Il avait souvent essayé de se représenter l'enfer. Il en était arrivé à la conclusion que c'était un lieu ressemblant à Conakry, surtout pour la température, à quoi s'ajoutait du rap braillé en permanence par de grands haut-parleurs.
Décidément, rien n'était clair dans cet assassinat. C'est ce qui le rendait passionnant. Aurel n'aimait pas les événements simples. Il lui plaisait de penser que les choses sont toujours plus compliquées qu'elles ne le paraissent. Il imaginait volontiers des complots derrière des faits d'actualité et la plupart du temps, ses hypothèses étaient un peu échevelées. Cette fois, pour son plus grand bonheur, il avait la conviction d'être vraiment devant un mystère. La gymnastique mentale à laquelle il se livrait d'habitude à vide, il allait enfin pouvoir l'utiliser à bon escient.
Les relations de famille en Afrique forment un tissu invisible sous le décor en trompe-l'œil des institutions officielles. Un directeur d'administration et un coursier peuvent être très proches en raison de leur parenté et se rendre des services que leur position hiérarchique visible ne permettrait pas de soupçonner. À l'inverse, deux dignitaires en apparence égaux peuvent se révéler séparés par des antagonismes ancestraux, l'un persistant à considérer l'autre comme un ancien vassal, voire un descendant d’esclaves.

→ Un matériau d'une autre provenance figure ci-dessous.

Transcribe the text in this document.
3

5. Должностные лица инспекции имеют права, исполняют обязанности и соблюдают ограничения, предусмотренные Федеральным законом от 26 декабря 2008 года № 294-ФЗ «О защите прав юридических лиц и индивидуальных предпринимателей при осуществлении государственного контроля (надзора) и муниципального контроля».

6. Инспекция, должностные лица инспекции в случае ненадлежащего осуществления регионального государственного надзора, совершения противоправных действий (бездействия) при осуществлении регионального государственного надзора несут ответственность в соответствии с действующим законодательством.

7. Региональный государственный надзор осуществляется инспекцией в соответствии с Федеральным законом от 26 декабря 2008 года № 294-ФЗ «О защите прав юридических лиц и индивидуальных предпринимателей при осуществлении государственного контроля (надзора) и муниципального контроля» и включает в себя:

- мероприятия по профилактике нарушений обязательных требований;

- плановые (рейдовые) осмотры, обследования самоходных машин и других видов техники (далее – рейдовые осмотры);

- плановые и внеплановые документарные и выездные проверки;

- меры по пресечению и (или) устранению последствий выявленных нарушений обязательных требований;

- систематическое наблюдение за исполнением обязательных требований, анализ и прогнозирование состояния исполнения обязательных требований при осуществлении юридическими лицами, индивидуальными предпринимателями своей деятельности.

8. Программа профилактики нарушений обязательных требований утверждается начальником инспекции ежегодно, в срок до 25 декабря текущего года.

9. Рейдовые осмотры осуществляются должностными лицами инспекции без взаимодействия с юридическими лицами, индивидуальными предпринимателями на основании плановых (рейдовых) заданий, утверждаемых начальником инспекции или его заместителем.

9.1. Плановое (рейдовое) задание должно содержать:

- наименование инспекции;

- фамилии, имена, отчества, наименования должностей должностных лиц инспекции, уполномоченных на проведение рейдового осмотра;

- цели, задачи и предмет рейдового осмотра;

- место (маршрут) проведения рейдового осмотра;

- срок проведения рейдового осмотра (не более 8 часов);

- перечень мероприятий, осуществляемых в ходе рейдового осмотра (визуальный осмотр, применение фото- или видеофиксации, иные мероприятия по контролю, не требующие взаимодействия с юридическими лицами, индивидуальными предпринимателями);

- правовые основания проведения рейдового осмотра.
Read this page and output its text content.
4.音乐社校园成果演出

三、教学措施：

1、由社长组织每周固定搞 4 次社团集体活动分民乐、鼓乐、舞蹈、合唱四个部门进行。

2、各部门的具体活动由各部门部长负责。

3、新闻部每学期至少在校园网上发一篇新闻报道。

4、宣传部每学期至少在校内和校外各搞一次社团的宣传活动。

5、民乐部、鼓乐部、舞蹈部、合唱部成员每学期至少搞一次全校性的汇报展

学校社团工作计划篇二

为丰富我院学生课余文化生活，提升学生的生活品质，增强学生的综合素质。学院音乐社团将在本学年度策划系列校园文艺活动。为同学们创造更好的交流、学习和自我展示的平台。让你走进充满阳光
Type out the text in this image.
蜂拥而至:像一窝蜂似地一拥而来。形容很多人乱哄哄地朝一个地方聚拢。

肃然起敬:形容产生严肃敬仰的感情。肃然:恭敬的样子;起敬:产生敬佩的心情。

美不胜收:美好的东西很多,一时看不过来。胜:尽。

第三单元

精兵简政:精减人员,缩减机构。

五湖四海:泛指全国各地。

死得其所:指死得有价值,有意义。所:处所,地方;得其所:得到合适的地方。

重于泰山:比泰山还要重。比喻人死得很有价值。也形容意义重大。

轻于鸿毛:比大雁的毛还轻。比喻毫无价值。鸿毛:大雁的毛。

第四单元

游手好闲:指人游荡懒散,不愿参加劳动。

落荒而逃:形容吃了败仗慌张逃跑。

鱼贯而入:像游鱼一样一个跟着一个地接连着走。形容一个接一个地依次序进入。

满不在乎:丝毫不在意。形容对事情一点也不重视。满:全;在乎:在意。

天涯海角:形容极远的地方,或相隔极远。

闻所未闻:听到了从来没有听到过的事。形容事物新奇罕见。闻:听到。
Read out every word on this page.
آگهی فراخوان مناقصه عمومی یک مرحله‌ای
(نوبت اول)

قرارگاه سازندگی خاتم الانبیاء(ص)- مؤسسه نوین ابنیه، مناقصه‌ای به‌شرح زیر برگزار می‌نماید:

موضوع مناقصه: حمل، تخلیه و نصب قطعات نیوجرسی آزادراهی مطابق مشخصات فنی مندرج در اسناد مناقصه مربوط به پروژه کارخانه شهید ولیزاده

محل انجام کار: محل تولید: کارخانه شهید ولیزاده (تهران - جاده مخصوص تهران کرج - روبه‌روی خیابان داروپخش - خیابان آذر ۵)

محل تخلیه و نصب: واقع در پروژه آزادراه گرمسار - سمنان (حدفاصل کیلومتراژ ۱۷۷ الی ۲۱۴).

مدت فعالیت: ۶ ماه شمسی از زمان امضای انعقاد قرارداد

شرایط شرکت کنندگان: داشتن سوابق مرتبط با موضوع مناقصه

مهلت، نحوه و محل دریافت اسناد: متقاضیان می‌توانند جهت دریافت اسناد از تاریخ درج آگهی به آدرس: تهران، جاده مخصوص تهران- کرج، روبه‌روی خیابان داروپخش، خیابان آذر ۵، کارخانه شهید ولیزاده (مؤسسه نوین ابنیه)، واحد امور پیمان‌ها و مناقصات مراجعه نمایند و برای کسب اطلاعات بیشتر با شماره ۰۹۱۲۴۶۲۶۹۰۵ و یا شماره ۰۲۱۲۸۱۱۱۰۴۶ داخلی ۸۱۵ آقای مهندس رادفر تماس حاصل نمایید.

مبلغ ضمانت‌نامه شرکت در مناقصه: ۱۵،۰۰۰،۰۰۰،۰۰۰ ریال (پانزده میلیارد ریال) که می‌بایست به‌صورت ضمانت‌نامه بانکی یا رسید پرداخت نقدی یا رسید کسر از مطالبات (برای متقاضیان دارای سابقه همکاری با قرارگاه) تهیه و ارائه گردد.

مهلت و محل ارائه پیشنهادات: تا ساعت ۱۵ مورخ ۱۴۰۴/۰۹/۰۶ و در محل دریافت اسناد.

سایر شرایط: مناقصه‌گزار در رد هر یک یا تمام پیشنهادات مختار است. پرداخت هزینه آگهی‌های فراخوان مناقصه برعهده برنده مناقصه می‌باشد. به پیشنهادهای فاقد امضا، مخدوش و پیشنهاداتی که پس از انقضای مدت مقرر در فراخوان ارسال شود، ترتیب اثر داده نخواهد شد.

Une heure durant, au piano, il joua des pièces de Mozart. Sa formation classique laissait à désirer et il était loin d'avoir le niveau d'un concertiste. Cependant, Mozart était pour lui une sorte de dernier recours, un dictame qui apaisait toutes les inquiétudes, extrayait de l'âme la laideur du quotidien et le faisait entrer dans le monde pur des idées. Quand il referma le clavier, Aurel se sentait parfaitement lucide et prêt pour la besogne qu'il s'était fixée.
À un moment, il s'endormit pour de bon puis se réveilla en sursaut. Il avait peur. Lui, Aurel, avait peur ? Non, se dit-il en revenant à lui, c'est Mayères qui a peur. Depuis peu de temps. De qui ? Cette méthode onirique lui permettait de s'identifier totalement au personnage. Il adorait ces jeux de rôles. Il finissait par voir le monde comme ceux dont il s'amusait à prendre la place.
Aurel s'aspergea de parfum. Il se sentait comme un gladiateur qui va entrer dans l'arène pour une lutte à mort. Ce qu'il allait faire était si déraisonnable que cela pouvait s'apparenter sinon à un suicide, du moins à un sabordage. En même temps, il avait la perspective de bien s'amuser et d'accomplir un acte de justice. Tout ce qu'il aimait dans la vie, en somme.